The Supreme Court will finally hear businessman Ratan Tata’s request for an investigation into the 2010 audio recording leak regarding former corporate lobbyist Niira Radia after an eight-year break.
Ratan Tata claimed that the disclosure went against his right to privacy. He filed the petition about 10 years ago, in 2011. It was last considered by the Supreme Court in 2014.
Niira Radia’s phone discussions with businesspeople, journalists, government officials, and other high-profile people were taped more than 10 years ago as part of a tax investigation.
The industrialist Mukesh Ambani was a customer of her PR firm, Vaishnavi Corporate Communications, which is no longer in operation, when her phones were first tapped in 2008 and then again in 2009.
In August 2012, Ratan Tata asked the Supreme Court for a copy of the government’s report describing the tapes’ leak, which became known as the “Radia tapes” scandal.

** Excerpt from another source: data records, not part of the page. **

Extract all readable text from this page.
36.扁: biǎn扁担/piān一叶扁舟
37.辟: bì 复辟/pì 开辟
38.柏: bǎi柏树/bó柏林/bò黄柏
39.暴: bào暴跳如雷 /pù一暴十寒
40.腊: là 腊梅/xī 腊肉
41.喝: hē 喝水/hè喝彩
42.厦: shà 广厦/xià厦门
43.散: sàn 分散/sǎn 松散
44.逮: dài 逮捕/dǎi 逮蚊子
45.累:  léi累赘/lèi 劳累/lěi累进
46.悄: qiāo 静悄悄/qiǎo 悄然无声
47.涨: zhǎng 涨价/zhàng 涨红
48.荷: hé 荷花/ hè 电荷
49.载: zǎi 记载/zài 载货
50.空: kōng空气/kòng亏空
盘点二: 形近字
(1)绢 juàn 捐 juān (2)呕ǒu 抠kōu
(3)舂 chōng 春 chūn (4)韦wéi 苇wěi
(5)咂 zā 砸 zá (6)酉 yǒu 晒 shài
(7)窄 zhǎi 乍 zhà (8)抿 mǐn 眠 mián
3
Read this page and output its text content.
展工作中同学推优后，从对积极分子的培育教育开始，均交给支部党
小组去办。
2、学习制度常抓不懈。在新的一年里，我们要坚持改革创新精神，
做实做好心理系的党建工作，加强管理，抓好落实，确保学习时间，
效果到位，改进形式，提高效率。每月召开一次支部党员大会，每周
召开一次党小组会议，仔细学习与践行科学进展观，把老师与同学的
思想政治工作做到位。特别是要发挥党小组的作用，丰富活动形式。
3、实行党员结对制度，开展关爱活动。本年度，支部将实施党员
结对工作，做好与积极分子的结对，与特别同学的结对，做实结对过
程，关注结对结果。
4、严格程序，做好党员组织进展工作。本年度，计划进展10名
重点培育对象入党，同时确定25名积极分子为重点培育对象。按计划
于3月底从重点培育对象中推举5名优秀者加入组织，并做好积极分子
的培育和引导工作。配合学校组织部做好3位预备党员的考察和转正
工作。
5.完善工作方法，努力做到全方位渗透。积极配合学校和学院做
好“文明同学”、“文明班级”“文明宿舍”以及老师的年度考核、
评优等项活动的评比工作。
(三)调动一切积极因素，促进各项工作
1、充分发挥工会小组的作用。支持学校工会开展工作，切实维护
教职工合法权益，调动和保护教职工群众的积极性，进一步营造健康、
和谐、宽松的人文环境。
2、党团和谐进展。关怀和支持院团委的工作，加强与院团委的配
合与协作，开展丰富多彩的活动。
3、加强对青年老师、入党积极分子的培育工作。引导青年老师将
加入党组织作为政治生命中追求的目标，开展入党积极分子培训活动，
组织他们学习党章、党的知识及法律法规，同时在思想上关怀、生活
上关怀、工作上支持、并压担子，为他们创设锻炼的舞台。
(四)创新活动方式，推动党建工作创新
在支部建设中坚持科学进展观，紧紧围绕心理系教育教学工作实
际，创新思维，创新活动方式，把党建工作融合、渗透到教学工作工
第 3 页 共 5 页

In 2010, a number of Ratan Tata’s encounters with Niira Radia were documented by the media. He then filed a lawsuit against the government, saying that the release of the tapes was a violation of his right to privacy.
In a momentous ruling rendered in August 2017, the Supreme Court decided that the right to privacy is a constitutional one.
Nine judges reached the same conclusion, yet they each provided a distinct justification for this.
The ruling on the right to privacy dealt a serious blow to the administration’s argument that the Constitution does not automatically protect individual privacy as a fundamental right.
Ravi Shankar Prasad was the law minister at the period. He asserted,
“Judges had determined that privacy as a fundamental right is subject to reasonable constraints.”